SEC, Fed push for authority over investment banks
WASHINGTON (Reuters) - The head of the U.S. Securities and Exchange Commission on Thursday urged Congress to give his agency authority to oversee investment banks, even as a top Federal Reserve official said the central bank needed similar powers to do its job.
At a congressional hearing on how to modernize financial regulation, the SEC and the Fed laid out similar, if somewhat competing, visions for a new regime capable of monitoring commercial and investment banks to ensure they remain financially sound in order to prevent another credit crisis.
Both SEC Chairman Christopher Cox and New York Federal Reserve Bank President Timothy Geithner said that the current patchwork of regulatory agencies, much of which dates back to the Great Depression of the 1930s, deserved part of the blame for the year-long financial market turmoil.
But Cox said his agency should oversee investment banks, while Geithner said the Fed must have a direct supervisory role over any firms that borrow from the U.S. central bank.

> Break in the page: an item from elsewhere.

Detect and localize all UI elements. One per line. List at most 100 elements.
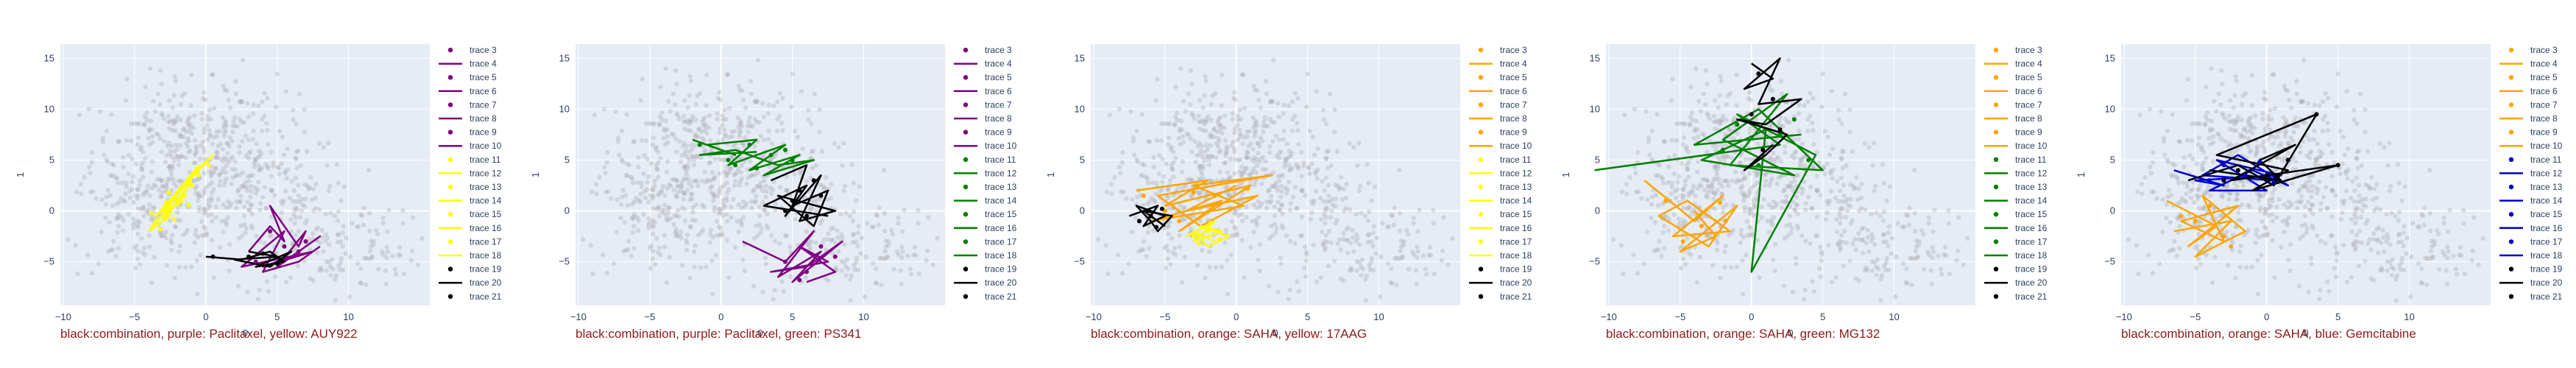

"It's very important that we have a role in consolidated supervision of these institutions because you will not have good judgments made by this central bank, this Federal Reserve, in the future unless we have the direct knowledge that comes with supervision," Geithner told the U.S. House of Representatives Financial Services Committee.
The rise of broad financial services companies, some of which are involved with both commercial and investment banking, has blurred the regulatory lines and reform must establish clear responsibility and authority for overseeing the various types of financial firms, he said.
Where that power will rest is still unclear. The U.S. Treasury on March 31 proposed a framework that would merge the SEC and the Commodity Futures Trading Commission, and also broaden the Fed's supervisory scope.
In his initial response to that plan, Cox had said clearer lines of regulatory authority were needed, but it was not until Thursday that he explicitly called for the SEC to have the primary authority over investment banks.
"We don't need to start from scratch," he told the committee. "Instead we can build on what has worked, take lessons from what hasn't worked, and modernize the current system to reflect developments in the markets."
POST-BEAR STEARNS ERA
Regulatory reform had been in the works even before the current crisis exploded last summer, but it has taken on greater urgency since the March collapse of investment banks Bear Stearns. It will likely be next year before any major changes are implemented.
Currently the SEC is the primary supervisor of the country's four largest investment banks -- Goldman Sachs (GS.N), Lehman Brothers LEH.N, Merrill Lynch MER.N and Morgan Stanley (MS.N). But that supervision is voluntary and Cox has been urging Congress to give it or another agency legal authority to oversee the banks.
The Fed currently supervises commercial banks, and because the central bank serves as lender of last resort when banks run into trouble, it has the authority to examine bank records and set capital standards to ensure that they are sound.
However, during the current crisis, the Fed extended its lending operations to investment banks as well in an effort to keep the financial system from crumbling, and has sought congressional authority to supervise those firms more closely.
"Our ability to directly oversee the risk profile of these institutions is essential to our capacity to make the judgments necessary for using our lender of last resort tools," Geithner said.
Cox said Congress needed to recognize that the two types of banks operate differently and therefore need differing regulatory structures, a point the Fed has also stressed.
"The SEC, as the supervisory authority focused on the securities business and markets, should be vested with the responsibility for implementing this modified framework ... for closely coordinating with other relevant supervisory agencies," he said.
Separately, Cox said the SEC was looking at more ways to prevent speculators from distorting financial markets by selling shares in companies that they don't actually own. Last week, the SEC issued an emergency order restricting the practice, known as "naked short-selling."
"We have immediately pivoted to a broader rule making ... to extend this kind of procedural protection to the entire market place. I think that very soon we will be in a position to issue a proposal on that," he said.